Now You See That: Learning End-to-End Humanoid Locomotion from Raw Pixels

TL;DR

This work tackles the core challenges of vision-based humanoid locomotion by addressing perception noise from the sim-to-real gap and the difficulty of learning a single policy over diverse terrains. It introduces a two-stage framework: (i) privileged reinforcement learning using height scans with terrain-specific rewards and a multi-critic/multi-discriminator setup, and (ii) vision-aware distillation that transfers knowledge to a depth-based deployment policy using a comprehensive depth augmentation pipeline. The key contributions are a realistic depth sensor simulation that reproduces stereo artifacts and calibration variability, terrain-aware learning signals with motion priors, and a distillation mechanism that combines denoising and latent-regularization to robustly transfer to real-depth inputs. Empirical results on two humanoid platforms show strong sim-to-real performance across extreme and fine-grained tasks, plus real-world deployment with high success and low power degradation, indicating practical viability for robust visual locomotion in complex environments.

Abstract

Achieving robust vision-based humanoid locomotion remains challenging due to two fundamental issues: the sim-to-real gap introduces significant perception noise that degrades performance on fine-grained tasks, and training a unified policy across diverse terrains is hindered by conflicting learning objectives. To address these challenges, we present an end-to-end framework for vision-driven humanoid locomotion. For robust sim-to-real transfer, we develop a high-fidelity depth sensor simulation that captures stereo matching artifacts and calibration uncertainties inherent in real-world sensing. We further propose a vision-aware behavior distillation approach that combines latent space alignment with noise-invariant auxiliary tasks, enabling effective knowledge transfer from privileged height maps to noisy depth observations. For versatile terrain adaptation, we introduce terrain-specific reward shaping integrated with multi-critic and multi-discriminator learning, where dedicated networks capture the distinct dynamics and motion priors of each terrain type. We validate our approach on two humanoid platforms equipped with different stereo depth cameras. The resulting policy demonstrates robust performance across diverse environments, seamlessly handling extreme challenges such as high platforms and wide gaps, as well as fine-grained tasks including bidirectional long-term staircase traversal.
Paper Structure (50 sections, 15 equations, 7 figures, 16 tables)

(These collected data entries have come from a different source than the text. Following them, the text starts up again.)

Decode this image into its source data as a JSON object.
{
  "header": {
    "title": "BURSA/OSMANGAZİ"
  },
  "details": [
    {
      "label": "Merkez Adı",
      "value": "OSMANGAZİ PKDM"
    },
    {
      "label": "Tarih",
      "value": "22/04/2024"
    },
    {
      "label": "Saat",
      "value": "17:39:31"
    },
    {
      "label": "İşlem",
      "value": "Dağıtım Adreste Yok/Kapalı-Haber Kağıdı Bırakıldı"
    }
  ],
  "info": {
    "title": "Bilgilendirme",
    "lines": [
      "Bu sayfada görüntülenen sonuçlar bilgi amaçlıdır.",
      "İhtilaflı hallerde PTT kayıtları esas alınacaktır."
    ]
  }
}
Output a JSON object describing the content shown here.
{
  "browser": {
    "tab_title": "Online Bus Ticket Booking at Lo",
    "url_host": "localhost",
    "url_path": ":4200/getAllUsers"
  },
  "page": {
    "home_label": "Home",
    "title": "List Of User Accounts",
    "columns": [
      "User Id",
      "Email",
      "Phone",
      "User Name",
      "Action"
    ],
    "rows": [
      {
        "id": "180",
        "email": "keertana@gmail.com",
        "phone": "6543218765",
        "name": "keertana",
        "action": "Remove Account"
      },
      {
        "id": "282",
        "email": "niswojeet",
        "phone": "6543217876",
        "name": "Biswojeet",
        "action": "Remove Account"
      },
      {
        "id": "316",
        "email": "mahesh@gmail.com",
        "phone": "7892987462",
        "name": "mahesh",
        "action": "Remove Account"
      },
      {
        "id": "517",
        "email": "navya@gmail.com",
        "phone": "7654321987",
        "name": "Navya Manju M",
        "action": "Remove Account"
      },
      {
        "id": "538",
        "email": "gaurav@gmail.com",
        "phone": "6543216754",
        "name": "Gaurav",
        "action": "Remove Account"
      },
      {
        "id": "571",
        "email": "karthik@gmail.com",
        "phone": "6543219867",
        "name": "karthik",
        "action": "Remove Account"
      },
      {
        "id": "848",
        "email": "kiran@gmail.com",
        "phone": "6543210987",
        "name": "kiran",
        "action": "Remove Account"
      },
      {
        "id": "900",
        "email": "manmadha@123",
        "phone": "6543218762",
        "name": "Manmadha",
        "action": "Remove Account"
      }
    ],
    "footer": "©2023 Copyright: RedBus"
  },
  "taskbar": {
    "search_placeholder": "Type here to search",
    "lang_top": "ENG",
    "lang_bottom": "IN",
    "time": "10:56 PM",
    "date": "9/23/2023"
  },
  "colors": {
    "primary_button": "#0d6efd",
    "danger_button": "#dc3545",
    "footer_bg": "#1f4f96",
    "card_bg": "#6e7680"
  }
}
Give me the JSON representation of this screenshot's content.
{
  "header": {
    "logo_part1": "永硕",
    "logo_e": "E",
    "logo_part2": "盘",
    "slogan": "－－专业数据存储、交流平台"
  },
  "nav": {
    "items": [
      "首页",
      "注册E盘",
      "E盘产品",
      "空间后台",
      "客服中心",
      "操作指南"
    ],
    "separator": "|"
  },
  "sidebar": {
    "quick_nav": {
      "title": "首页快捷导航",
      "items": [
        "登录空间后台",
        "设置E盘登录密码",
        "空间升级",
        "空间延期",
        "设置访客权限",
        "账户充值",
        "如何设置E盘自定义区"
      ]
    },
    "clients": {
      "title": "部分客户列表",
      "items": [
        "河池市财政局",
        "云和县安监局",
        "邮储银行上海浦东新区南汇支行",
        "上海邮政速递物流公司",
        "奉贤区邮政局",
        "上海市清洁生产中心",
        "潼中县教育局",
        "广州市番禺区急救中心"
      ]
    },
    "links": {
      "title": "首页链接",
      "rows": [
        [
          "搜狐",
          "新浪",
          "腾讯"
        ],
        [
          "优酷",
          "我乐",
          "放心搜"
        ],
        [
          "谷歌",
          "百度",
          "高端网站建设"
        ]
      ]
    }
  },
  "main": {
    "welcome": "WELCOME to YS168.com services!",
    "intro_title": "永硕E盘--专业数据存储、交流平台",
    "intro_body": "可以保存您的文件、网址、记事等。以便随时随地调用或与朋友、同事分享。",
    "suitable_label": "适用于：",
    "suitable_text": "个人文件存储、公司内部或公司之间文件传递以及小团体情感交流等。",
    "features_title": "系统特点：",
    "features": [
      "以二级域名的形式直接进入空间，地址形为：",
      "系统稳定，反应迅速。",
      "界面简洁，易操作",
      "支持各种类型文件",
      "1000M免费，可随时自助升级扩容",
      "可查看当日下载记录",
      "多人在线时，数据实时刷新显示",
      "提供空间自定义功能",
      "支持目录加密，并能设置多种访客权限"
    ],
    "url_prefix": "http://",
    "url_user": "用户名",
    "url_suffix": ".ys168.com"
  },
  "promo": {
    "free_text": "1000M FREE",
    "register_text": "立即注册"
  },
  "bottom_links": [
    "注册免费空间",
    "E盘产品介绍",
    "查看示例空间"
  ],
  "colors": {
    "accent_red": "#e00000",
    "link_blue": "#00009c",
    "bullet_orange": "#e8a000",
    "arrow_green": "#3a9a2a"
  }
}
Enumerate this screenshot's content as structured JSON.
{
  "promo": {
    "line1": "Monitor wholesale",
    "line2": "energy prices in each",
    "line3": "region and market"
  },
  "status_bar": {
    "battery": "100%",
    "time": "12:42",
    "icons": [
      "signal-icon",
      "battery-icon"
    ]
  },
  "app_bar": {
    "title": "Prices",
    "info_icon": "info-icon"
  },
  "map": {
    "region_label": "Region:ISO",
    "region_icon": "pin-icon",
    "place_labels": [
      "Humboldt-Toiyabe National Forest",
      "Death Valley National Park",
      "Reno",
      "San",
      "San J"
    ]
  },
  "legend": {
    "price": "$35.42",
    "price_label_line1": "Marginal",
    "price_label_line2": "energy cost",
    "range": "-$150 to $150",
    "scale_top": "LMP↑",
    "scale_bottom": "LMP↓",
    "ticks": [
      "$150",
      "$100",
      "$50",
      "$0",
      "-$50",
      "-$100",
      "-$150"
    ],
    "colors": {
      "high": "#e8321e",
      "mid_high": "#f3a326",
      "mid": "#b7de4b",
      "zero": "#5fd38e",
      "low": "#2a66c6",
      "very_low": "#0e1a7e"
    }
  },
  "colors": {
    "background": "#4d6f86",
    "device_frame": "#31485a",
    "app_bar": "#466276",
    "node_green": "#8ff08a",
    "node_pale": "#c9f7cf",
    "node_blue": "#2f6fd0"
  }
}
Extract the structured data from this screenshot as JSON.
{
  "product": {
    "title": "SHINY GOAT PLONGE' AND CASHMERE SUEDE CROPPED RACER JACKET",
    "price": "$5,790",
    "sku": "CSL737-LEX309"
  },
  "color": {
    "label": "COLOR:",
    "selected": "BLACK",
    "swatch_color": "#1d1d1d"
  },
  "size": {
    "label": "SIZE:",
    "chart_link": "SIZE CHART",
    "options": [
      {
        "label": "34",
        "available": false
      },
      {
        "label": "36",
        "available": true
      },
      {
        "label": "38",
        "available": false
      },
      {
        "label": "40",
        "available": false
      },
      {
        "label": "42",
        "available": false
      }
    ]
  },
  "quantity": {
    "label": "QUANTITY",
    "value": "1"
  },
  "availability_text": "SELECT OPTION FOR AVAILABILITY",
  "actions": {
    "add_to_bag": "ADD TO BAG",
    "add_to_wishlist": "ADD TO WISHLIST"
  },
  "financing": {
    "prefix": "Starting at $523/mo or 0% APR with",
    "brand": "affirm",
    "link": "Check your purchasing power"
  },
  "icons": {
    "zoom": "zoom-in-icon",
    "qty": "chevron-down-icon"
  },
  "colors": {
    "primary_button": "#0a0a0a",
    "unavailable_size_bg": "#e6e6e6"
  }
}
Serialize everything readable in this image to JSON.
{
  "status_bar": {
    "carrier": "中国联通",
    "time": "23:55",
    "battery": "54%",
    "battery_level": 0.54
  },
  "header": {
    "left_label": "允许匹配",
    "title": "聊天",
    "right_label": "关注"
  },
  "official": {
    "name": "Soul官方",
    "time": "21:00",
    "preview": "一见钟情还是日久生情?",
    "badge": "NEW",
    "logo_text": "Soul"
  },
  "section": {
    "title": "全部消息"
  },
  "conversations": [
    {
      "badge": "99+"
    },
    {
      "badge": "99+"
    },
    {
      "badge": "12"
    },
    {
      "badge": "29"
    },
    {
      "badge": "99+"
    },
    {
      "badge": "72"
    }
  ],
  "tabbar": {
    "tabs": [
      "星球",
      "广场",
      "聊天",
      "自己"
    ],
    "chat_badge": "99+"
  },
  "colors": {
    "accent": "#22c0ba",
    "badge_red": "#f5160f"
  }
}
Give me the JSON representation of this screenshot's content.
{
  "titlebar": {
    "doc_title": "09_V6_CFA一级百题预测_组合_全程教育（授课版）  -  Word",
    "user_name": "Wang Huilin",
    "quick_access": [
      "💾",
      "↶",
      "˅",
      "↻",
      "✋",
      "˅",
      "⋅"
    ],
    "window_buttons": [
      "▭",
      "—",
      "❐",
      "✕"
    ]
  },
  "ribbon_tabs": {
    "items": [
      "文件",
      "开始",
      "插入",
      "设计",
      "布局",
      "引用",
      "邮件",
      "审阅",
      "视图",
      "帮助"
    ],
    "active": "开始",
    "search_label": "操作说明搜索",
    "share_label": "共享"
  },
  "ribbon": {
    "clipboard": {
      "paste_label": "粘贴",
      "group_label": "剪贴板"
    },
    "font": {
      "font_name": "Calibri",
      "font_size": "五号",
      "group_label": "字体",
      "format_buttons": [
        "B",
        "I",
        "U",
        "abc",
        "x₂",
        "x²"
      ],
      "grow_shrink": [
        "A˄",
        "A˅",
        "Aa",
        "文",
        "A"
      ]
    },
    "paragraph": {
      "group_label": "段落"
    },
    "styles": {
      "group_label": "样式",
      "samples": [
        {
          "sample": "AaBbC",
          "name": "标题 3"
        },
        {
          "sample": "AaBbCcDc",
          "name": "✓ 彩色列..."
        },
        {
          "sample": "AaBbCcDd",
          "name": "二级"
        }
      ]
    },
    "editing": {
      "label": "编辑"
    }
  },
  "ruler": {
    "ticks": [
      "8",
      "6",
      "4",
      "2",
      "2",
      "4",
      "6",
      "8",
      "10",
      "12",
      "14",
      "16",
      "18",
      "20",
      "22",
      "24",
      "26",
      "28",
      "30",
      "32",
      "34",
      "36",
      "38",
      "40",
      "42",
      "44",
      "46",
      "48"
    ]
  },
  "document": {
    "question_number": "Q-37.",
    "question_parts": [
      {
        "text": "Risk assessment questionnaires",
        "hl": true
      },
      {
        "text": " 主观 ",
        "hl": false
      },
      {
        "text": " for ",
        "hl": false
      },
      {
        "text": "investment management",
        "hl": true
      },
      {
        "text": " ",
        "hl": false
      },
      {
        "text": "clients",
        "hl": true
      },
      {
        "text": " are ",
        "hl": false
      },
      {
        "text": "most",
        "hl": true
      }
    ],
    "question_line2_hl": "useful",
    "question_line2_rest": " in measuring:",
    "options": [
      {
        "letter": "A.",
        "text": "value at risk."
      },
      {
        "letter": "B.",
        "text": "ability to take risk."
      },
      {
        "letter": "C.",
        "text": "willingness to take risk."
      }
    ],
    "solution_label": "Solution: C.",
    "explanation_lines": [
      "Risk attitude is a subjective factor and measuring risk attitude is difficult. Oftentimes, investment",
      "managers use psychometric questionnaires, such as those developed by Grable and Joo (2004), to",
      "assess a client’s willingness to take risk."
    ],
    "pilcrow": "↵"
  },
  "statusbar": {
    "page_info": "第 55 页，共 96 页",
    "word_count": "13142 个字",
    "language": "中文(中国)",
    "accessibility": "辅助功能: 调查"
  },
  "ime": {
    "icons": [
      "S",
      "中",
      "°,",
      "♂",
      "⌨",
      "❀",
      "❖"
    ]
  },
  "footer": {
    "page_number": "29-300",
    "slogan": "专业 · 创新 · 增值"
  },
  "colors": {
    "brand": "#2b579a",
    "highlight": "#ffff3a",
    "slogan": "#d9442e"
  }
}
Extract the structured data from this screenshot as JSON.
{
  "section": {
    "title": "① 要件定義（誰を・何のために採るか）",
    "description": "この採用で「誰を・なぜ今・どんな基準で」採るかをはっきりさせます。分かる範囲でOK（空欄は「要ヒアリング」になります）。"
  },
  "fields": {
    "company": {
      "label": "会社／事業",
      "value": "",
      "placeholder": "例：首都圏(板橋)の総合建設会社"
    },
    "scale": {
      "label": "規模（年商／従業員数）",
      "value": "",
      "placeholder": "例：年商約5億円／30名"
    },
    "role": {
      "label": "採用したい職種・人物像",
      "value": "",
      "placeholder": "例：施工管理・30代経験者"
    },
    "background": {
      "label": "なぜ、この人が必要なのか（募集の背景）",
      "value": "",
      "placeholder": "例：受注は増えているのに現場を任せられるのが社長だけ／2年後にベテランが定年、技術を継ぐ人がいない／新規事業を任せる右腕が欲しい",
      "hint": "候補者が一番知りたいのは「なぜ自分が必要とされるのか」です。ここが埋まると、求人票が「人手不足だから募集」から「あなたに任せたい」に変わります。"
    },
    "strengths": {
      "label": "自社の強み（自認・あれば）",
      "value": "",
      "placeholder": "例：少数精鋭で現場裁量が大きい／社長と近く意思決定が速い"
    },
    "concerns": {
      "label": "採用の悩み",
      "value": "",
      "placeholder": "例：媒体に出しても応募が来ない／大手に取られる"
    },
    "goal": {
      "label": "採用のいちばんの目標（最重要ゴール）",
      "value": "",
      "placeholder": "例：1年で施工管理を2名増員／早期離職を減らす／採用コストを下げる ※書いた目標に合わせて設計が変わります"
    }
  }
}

This paper contains 50 sections, 15 equations, 7 figures, 16 tables.

Figures (7)

  • Figure 1: Diverse terrain types used during training. Each terrain type contains 20 difficulty levels for curriculum learning.
  • Figure 2: Visualization of the depth augmentation pipeline. Starting from clean left and right depth images, the pipeline sequentially applies: (1) stereo fusion, (2) random convolution, (3) Gaussian noise, (4) Perlin noise, (5) scale randomization, (6) zero pixel failures, (7) max pixel failures, (8) depth clipping and spatial cropping to produce realistic depth observations for sim-to-real transfer.
  • Figure 3: Method Overview. Our framework consists of two stages: (1) Privileged RL Training: A teacher policy is trained with height scan observations using multi-critic and multi-discriminator learning, where terrain-specific reward shaping and dedicated value networks handle diverse terrain categories (stairs/platforms, gaps, rough terrain). (2) Vision-Aware Distillation: The privileged policy is distilled into a deployment policy operating on augmented depth images, combining behavior cloning with denoising objectives for robust sim-to-real transfer.
  • Figure 4: Real-world deployment sequences demonstrating stair traversal. Top row: ascending stairs with anticipatory leg lifting. Bottom row: descending stairs with controlled foot placement. The policy executes smooth gait patterns without any real-world fine-tuning.
  • Figure 5: t-SNE visualization of the depth encoder's latent space across six terrain types. Each terrain forms a distinct cluster, demonstrating effective terrain-specific representation learning despite realistic sensor noise.